DALLAS (AP) - North Carolina State freshman point guard Dennis Smith Jr. was still available when the Dallas Mavericks came up at No. 9 in the NBA draft - the same spot that led them to Dirk Nowitzki nearly 20 years ago.
Coach Rick Carlisle described “thunderous” applause in the Dallas draft room Thursday night. President of basketball operations Donnie Nelson may have lost count of the chest bumps.
“This is the guy that we were after,” said Nelson, who said before the draft that point guard was the team’s biggest need. “And if we would have drafted a lot higher, he was the guy that we had circled.”
Carlisle projected Smith as a starter, with the obvious caveat that the job won’t be handed to the 19-year-old who left the Wolfpack after his freshman season, barely a year removed from tearing a knee ligament as a high school senior.
If Smith does start, he’ll be the rare case of a draft pick to do so in Dallas. Nowitzki did it for about half the season in 1998-99, after the Mavericks used the sixth pick to get Robert Traylor for Milwaukee and had the Bucks take the 7-foot German with the ninth choice. That’s the last time Dallas entered the draft with a top 10 pick.

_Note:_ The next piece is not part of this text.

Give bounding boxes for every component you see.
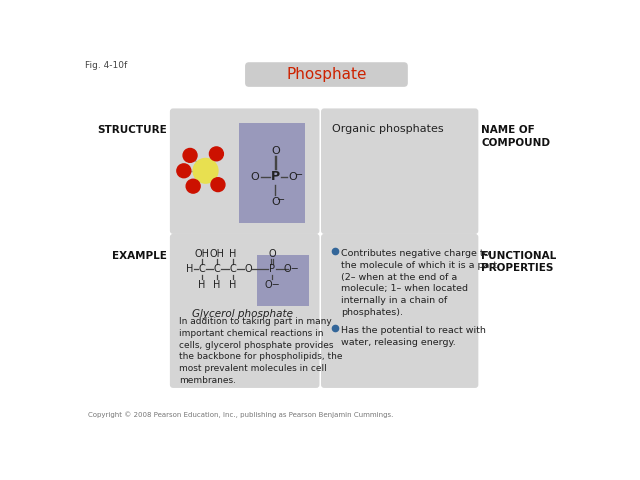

The addition of Smith means four of the five starting spots are filled, because if he doesn’t start, he’ll likely be behind Yogi Ferrell. The former Indiana guard had a dazzling debut in Dallas that earned the undrafted rookie earned a two-year deal after joining the team on a 10-day contract.
But the Mavericks believe Ferrell is a better fit as a backup, with veterans J.J. Barea and Devin Harris also available to play point. The other three starters under contract are Nowitzki, shooting guard Wesley Matthews and forward Harrison Barnes.

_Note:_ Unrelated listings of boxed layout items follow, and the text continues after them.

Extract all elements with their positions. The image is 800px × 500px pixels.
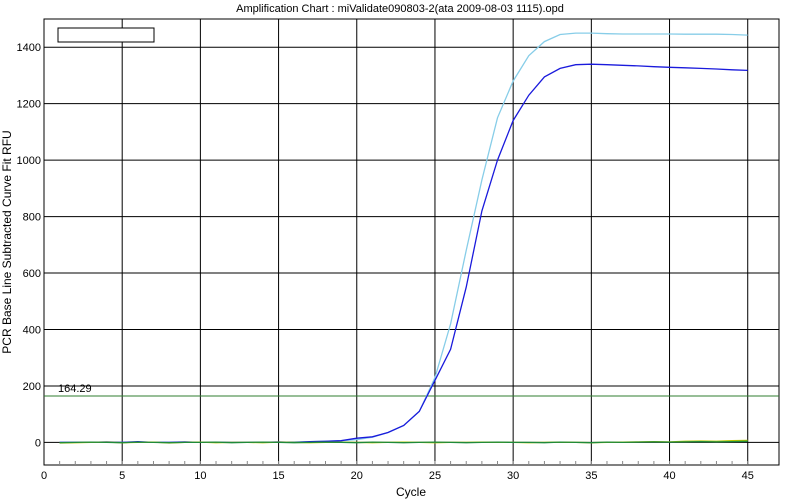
y-tick-label: 400 [23, 325, 41, 337]
x-tick-label: 0 [41, 470, 47, 482]
x-tick-label: 15 [272, 470, 284, 482]
y-tick-label: 1400 [17, 42, 41, 54]
y-tick-label: 200 [23, 381, 41, 393]
plot-area [43, 18, 780, 466]
x-tick-label: 45 [742, 470, 754, 482]
series-layer [59, 32, 748, 444]
series-line-4[interactable] [59, 440, 748, 444]
y-tick-label: 1200 [17, 99, 41, 111]
x-tick-label: 40 [663, 470, 675, 482]
legend-box[interactable] [57, 27, 155, 43]
y-tick-label: 0 [35, 437, 41, 449]
y-tick-label: 1000 [17, 155, 41, 167]
x-tick-label: 30 [507, 470, 519, 482]
x-tick-label: 25 [429, 470, 441, 482]
y-tick-label: 800 [23, 212, 41, 224]
x-axis-title: Cycle [396, 485, 426, 499]
y-tick-labels: 0 200 400 600 800 1000 1200 1400 [17, 42, 41, 449]
x-tick-labels: 0 5 10 15 20 25 30 35 40 45 [41, 470, 754, 482]
x-tick-label: 20 [351, 470, 363, 482]
x-tick-label: 5 [119, 470, 125, 482]
chart-title: Amplification Chart : miValidate090803-2… [236, 3, 564, 15]
y-axis-title: PCR Base Line Subtracted Curve Fit RFU [0, 130, 14, 353]
y-tick-label: 600 [23, 268, 41, 280]
grid [44, 19, 779, 465]
x-tick-label: 35 [585, 470, 597, 482]
minor-ticks [59, 461, 749, 465]
threshold-label: 164.29 [58, 383, 92, 395]
x-tick-label: 10 [194, 470, 206, 482]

Dallas is likely to match offers for center Nerlens Noel, a restricted free agent. The Mavericks acquired him at the trading deadline last season when they were retooling the roster to get younger after a woeful start led to a 33-49 finish. It was just the second time in the past 17 seasons that Dallas has missed the playoffs.
“This is a historic night for us,” Carlisle said. “Playmaking is an especially important part of the NBA game now, that having guys like Dennis Smith Jr. that can create simply on their own, and on pick and rolls, pick and rolls with Dirk, is a great blessing for us to have.”
Smith enrolled early at NC State in January 2016 after the high school injury so he could play as a freshman. He’s the only Atlantic Coast Conference player to record two triple-doubles in the same season, and he averaged 18.1 points per game. Smith led ACC freshmen in scoring, assists and steals.
His only season with the Wolfpack was challenging because of the in-season announcement that coach Mark Gottfried wouldn’t return as the team struggled to a 15-17 finish. Nelson figures that’s part of the reason Smith was still around when it was the Mavs’ turn.
“I can use it as fuel to the fire,” said Smith, who set NC State’s freshman scoring record and was the school’s first top 10 pick since Tom Gugliotta went sixth to Washington in 1992. “I’ve been underrated my whole life. That’s perfectly line with me. I’m accustomed to it.”
Carlisle said the Mavericks didn’t bring in Smith for an individual workout because they didn’t think he would be available. The club recently sent a couple of representatives to his pro day in Raleigh, North Carolina, and Smith had a video phone conversation with Nelson, Carlisle and former Dallas guard Michael Finley, now a member of the front office.
“This is one we had to get right and one what we had to get lucky with,” Nelson said. “We feel both of those things kind of fell in place. You don’t want to get too excited about players, but he’s got all the right stuff.”